In a retrospective analysis of 100 patients with relapsed or refractory large B-cell lymphoma who were treated with standard of care axi-cel, researchers found that 60% of the patients had received corticosteroids to manage toxicities. The use of any dose of corticosteroids was associated with shorter progression-free survival (PFS), with those receiving corticosteroids having a median progression-free survival of six months versus nine months for those who did not receive steroids.
Further, the use of high-dose corticosteroids was significantly associated with shorter progression-free survival. Those receiving corticosteroids had a median progression-free survival of two months versus nine months for those who did not receive steroids. Prolonged use of corticosteroids, longer than 10 days, and earlier use of corticosteroids, in the first 7 days following axi-cel therapy, were also associated with shorter progression-free survival.

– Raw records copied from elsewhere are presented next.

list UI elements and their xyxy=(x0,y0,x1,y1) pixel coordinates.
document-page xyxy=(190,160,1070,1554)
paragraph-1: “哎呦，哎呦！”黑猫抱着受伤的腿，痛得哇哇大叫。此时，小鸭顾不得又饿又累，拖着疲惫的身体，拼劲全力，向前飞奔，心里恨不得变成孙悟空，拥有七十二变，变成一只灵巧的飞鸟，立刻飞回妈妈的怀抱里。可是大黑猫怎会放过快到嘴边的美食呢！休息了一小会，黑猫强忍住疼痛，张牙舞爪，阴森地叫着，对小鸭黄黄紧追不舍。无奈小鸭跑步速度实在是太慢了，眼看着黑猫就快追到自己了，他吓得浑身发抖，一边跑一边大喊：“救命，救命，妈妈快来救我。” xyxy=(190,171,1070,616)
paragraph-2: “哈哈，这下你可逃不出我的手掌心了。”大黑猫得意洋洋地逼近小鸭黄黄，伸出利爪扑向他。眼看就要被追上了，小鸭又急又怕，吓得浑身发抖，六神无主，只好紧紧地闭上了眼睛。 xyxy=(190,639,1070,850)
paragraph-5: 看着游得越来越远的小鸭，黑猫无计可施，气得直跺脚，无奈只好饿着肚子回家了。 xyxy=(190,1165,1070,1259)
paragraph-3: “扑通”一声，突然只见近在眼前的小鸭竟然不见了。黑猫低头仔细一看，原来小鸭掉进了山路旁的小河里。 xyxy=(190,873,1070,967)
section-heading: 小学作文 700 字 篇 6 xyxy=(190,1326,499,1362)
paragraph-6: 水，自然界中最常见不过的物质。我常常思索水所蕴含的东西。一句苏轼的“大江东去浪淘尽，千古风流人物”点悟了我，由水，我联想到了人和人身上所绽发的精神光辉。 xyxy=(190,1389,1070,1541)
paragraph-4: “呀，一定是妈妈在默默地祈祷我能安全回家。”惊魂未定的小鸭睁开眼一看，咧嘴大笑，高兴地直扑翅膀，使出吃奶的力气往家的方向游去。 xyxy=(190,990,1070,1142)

“Novel corticosteroid-sparing strategies are desperately needed for the treatment of toxicities associated with the use of CAR T cell therapy” says Paolo Strati, M.D., lead author of the study and assistant professor of Lymphoma and Myeloma. “Next, we hope to conduct additional evaluation to understand the mechanisms underlying the association between corticosteroid therapy and early disease progression. Additionally, we will soon open a clinical trial investigating the safety and efficacy of anakinra, an IL-1 receptor antagonist, to mitigate CAR T cell therapy-associated toxicities; pre-clinical and retrospective clinical data supporting its use are promising, and we are excited to see how the study will unfold.”